Sonolências benignas atacam quando chega a altura de fazer uma lista de desejos, votos ou compromissos para o próximo ano. Naturalmente. Porque o que queremos é tudo. Tudo o que somos e desejamos, para nós e para os outros. Como é possível pôr isso numa lista? Sem esquecer coisas importantes que por aí vêm e que ainda nem suspeitamos o que são?
Como adivinhar o que nos vai acontecer ao dobrar uma esquina, com quem nos vamos cruzar ou os desejos que estão tão escondidos cá dentro que nem sequer sonhamos que lá estão?
É mais fácil descansar a cabeça e esperar que tudo aconteça sem as distrações dos improváveis delírios da imaginação. O que nos acontece todos os dias é bem mais surpreendente do que se pode esperar e há que estar livre para ver tudo sem reservas. 

segunda-feira, 5 de dezembro de 2016

espíritos iluminados

'Christmas Fun' - pen on paper (105x149 mm)
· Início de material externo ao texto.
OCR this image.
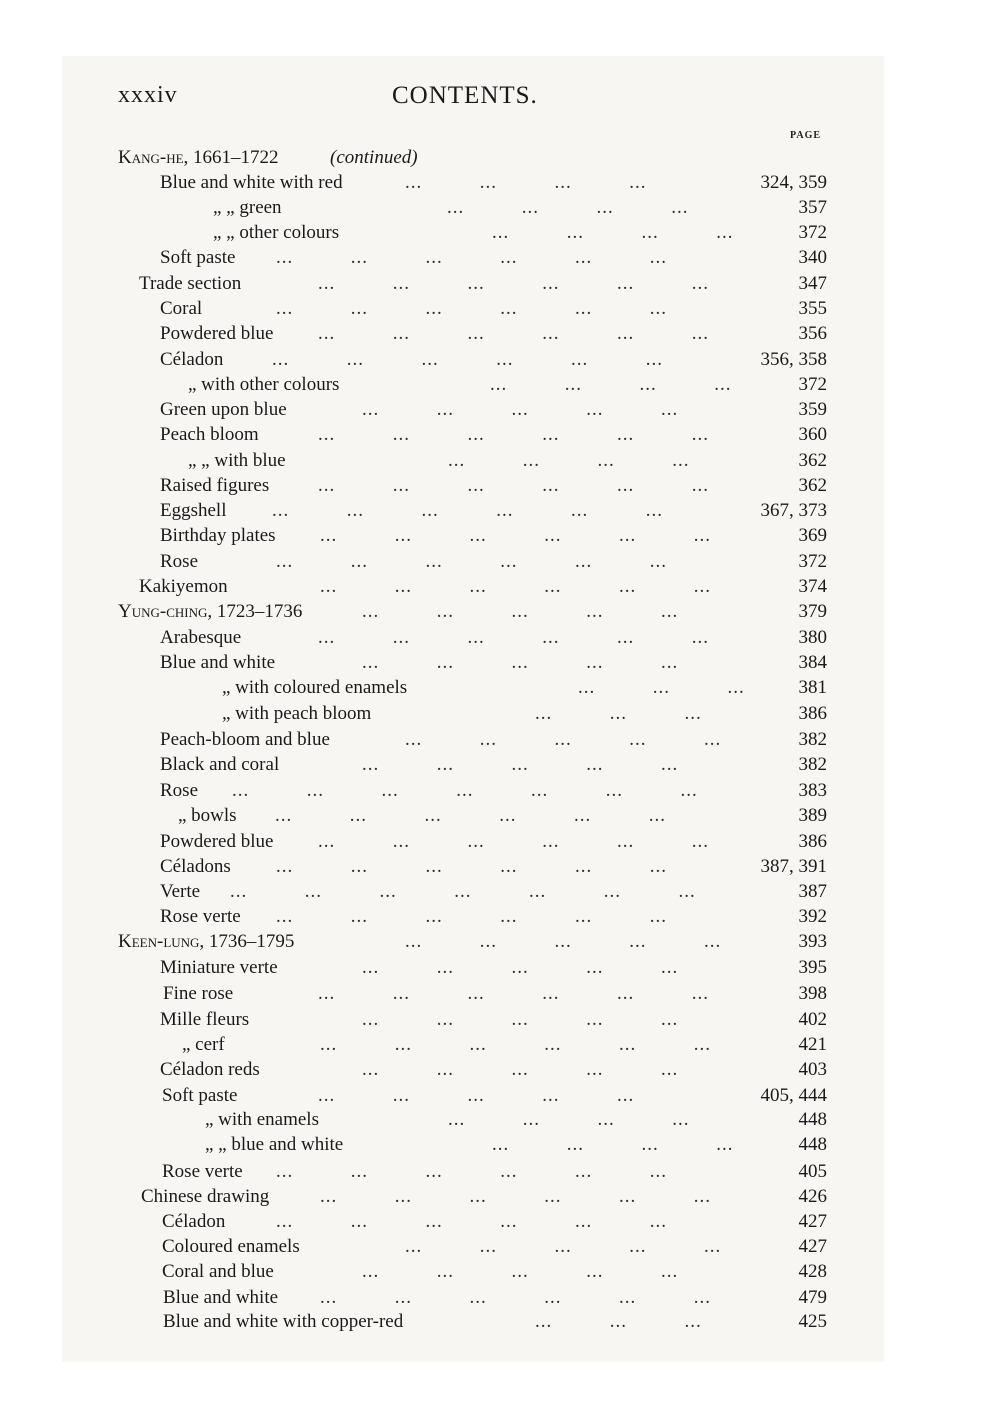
xxxiv	CONTENTS.
PAGE
Kang-he, 1661–1722	(continued)
Blue and white with red	...          ...          ...          ...	324, 359
„ „ green	...          ...          ...          ...	357
„ „ other colours	...          ...          ...          ...	372
Soft paste ...          ...          ...          ...          ...          ...	340
Trade section	...          ...          ...          ...          ...          ...	347
Coral	...          ...          ...          ...          ...          ...	355
Powdered blue ...          ...          ...          ...          ...          ...	356
Céladon	...          ...          ...          ...          ...          ...	356, 358
„ with other colours	...          ...          ...          ...	372
Green upon blue	...          ...          ...          ...          ...	359
Peach bloom	...          ...          ...          ...          ...          ...	360
„ „ with blue	...          ...          ...          ...	362
Raised figures	...          ...          ...          ...          ...          ...	362
Eggshell ...          ...          ...          ...          ...          ...	367, 373
Birthday plates ...          ...          ...          ...          ...          ...	369
Rose	...          ...          ...          ...          ...          ...	372
Kakiyemon	...          ...          ...          ...          ...          ...	374
Yung-ching, 1723–1736	...          ...          ...          ...          ...	379
Arabesque	...          ...          ...          ...          ...          ...	380
Blue and white	...          ...          ...          ...          ...	384
„ with coloured enamels	...          ...          ...	381
„ with peach bloom	...          ...          ...	386
Peach-bloom and blue	...          ...          ...          ...          ...	382
Black and coral	...          ...          ...          ...          ...	382
Rose ...          ...          ...          ...          ...          ...          ...	383
„ bowls ...          ...          ...          ...          ...          ...	389
Powdered blue ...          ...          ...          ...          ...          ...	386
Céladons ...          ...          ...          ...          ...          ...	387, 391
Verte ...          ...          ...          ...          ...          ...          ...	387
Rose verte ...          ...          ...          ...          ...          ...	392
Keen-lung, 1736–1795	...          ...          ...          ...          ...	393
Miniature verte	...          ...          ...          ...          ...	395
Fine rose	...          ...          ...          ...          ...          ...	398
Mille fleurs	...          ...          ...          ...          ...	402
„ cerf	...          ...          ...          ...          ...          ...	421
Céladon reds	...          ...          ...          ...          ...	403
Soft paste	...          ...          ...          ...          ...	405, 444
„ with enamels	...          ...          ...          ...	448
„ „ blue and white	...          ...          ...          ...	448
Rose verte ...          ...          ...          ...          ...          ...	405
Chinese drawing	...          ...          ...          ...          ...          ...	426
Céladon	...          ...          ...          ...          ...          ...	427
Coloured enamels	...          ...          ...          ...          ...	427
Coral and blue	...          ...          ...          ...          ...	428
Blue and white ...          ...          ...          ...          ...          ...	479
Blue and white with copper-red	...          ...          ...	425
Este ano o Festival das Luzes (Hanukkah) calha a 25 de Dezembro. Nos dias escuros de inverno, acende-se todos os dias uma vela para iluminar o mundo. Jesus também veio para trazer uma nova luz à nossa visão da vida. 
Nicolau, o bem-humorado Pai Natal, desperta a nossa boa disposição e esperança nos sonhos. Como crianças, acreditamos mais nesta altura. Renovamos o espírito da luz e deixamos que nos lembre a fé no potencial da vida.
Partilhamos refeições e presentes com os amigos e a família. Damos e recebemos. Aceitamos, ou permitimo-nos receber, essa luz que procuramos todos os dias, as ideias e os sonhos que perseguimos durante a vida. Descobrimos, no último mês do ano, que é de novo possível alimentar esperanças e deixarmo-nos inundar por essa parte do nosso espírito que mantém a luz acesa dentro de nós.
Lembramo-nos, uma vez por ano, do verdadeiro sentido da vida, do amor que se expande sempre e que tudo torna possível. É a inspiração que nos transporta para um novo ciclo a transbordar de possibilidades e escolhas diferentes.
Uma luz que não se apaga, mas que se esquece quando nos deixamos embalar pela parca e árida visão materialista do mundo. Por que não acabar e começar este e o próximo ano mantendo a nossa chama acesa?
Boas Festas, espíritos iluminados.

domingo, 16 de outubro de 2016

no limbo do domingo

Fotografia: Maria Isabel Mota
Domingos são aqueles dias de limbo, entre o lazer do fim-de-semana e a preparação para a agitação de um novo ciclo de trabalho. Entre o passado e o futuro, a pausa e a acção.
Aqui e agora, são momentos de escolha, de decisões, de karma (acção) a determinar os efeitos que se seguem.
Grandes oportunidades de crescimento pessoal e espiritual surgem logo na sexta-feira (viernes, vendredi ou o dia de Vénus), em que termina o trabalho e se corre para o oposto, o prazer; sábado (dia de Saturno), em que se descansa e se maturam as ideias e os sentimentos pessoais; e domingo (sunday), o dia do Sol e do reencontro com a lucidez e a acção.
Nada melhor do que um dia nublado e preguiçoso para nos presentear com a tranquilidade necessária para preparar mudanças. E o auxílio da fase da Lua para completar o processo.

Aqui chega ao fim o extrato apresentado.